Schwellenländeraktien senden Lebenszeichen aus, die Unternehmensgewinne steigen. Wo sollten Anleger suchen?
Schwellenländeraktien (Emerging Markets, EM) hinkten in den letzten zehn Jahren den Aktien der Industrieländer (Developed Markets, DM) hinterher. Doch einige Trends sehen vielversprechender aus, als die Schlagzeilen vermuten lassen. Die Unternehmensgewinne steigen endlich wieder, insbesondere in den Sektoren Technologie und zyklische Konsumgüter. Wir glauben, dass eine verbesserte Gewinnsituation auf langfristige Chancen für Aktienanleger in Schwellenländern in fünf Schlüsselbereichen hindeuten könnte.
1. China sollte niemals unterschätzt werden
Als zweitgrößte Volkswirtschaft der Welt und größter Schwellenmarkt ist China ein entscheidendes Glied im globalen Wirtschaftsmotor. Nach einem starken Jahresbeginn ist Chinas Konjunktur zuletzt ins Stocken geraten, belastet durch die Schwäche des Immobiliensektors und die schleppenden Konsumausgaben. Die akkommodierende Geldpolitik und langfristige Strukturreformen könnten jedoch für Abhilfe sorgen.
Ende September kündigte die chinesische Zentralbank Pläne an, ihren Mindestreservesatz um 50 Basispunkte und ihren Leitzins um 20 Basispunkte zu senken, wobei im Laufe des Jahres weitere Senkungen folgen sollen. Wir sehen das als Beweis dafür, dass die politischen Entscheidungsträger es mit dem 5-prozentigen Wachstumsziel Chinas für 2024 ernst meinen. Dennoch glauben wir, dass die Begeisterung des Marktes über diese Maßnahmen nur von kurzer Dauer sein wird, wenn sie nicht durch grundlegende Verbesserungen untermauert werden.

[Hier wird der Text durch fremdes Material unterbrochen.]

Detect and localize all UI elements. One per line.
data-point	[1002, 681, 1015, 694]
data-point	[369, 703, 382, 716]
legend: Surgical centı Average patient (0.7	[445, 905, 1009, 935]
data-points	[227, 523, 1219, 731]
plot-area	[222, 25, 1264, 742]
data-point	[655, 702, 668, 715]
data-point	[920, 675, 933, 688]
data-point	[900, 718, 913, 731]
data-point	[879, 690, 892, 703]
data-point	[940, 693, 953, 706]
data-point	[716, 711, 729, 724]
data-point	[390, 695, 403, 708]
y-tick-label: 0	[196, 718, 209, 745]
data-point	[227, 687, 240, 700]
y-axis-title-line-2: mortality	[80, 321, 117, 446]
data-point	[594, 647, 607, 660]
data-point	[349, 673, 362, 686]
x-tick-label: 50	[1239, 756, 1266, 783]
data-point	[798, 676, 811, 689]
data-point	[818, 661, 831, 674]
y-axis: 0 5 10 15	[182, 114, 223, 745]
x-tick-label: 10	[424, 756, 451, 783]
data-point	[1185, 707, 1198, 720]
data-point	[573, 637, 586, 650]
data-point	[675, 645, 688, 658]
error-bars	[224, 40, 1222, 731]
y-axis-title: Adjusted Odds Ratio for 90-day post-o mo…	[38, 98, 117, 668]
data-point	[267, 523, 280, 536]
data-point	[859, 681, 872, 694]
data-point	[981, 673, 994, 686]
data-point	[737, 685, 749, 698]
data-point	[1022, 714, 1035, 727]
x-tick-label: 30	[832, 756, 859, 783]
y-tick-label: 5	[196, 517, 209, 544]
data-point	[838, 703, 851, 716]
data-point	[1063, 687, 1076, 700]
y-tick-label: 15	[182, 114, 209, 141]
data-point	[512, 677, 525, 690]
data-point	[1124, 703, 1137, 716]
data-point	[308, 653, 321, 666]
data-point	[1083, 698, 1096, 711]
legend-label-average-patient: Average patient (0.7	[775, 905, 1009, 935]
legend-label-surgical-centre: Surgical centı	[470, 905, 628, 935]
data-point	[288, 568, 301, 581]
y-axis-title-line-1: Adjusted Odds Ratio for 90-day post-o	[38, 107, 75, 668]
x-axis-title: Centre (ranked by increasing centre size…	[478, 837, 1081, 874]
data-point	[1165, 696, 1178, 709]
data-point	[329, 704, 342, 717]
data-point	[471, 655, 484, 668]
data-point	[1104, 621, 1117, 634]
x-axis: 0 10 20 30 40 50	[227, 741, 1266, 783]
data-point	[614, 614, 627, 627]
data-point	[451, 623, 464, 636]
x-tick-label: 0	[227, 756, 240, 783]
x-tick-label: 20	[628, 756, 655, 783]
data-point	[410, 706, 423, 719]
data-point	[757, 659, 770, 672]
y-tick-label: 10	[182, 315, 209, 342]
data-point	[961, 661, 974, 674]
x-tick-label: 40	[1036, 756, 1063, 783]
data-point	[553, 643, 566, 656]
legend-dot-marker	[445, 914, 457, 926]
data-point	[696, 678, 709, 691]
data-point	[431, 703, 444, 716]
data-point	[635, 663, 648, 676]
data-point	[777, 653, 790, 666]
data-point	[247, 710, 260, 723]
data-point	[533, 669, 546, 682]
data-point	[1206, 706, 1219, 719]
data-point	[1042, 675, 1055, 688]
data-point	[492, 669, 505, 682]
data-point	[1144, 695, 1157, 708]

China treibt auch Regulierungsreformen voran, die darauf abzielen, mehr Kapital anzuziehen und die Aktienkurse anzukurbeln. Die Neun-Punkte-Leitlinien Chinas ermutigen Unternehmen, Gewinne an die Aktionäre auszuschütten, während ein sich änderndes makroökonomisches Umfeld es chinesischen Unternehmen erleichtert, Dividenden zu zahlen. Zu Beginn des chinesischen Wachstumskurses verfolgten viele Unternehmen ein Modell der aggressiven Expansion, indem sie große Mengen an Aktien ausgaben, ohne nennenswerte Dividenden auszuschütten. Gut geführte chinesische Unternehmen sind nun in der Lage, Erträge zu erzielen und diese an die Aktionäre auszuschütten, was in einem langsameren makroökonomischen Umfeld wichtig ist.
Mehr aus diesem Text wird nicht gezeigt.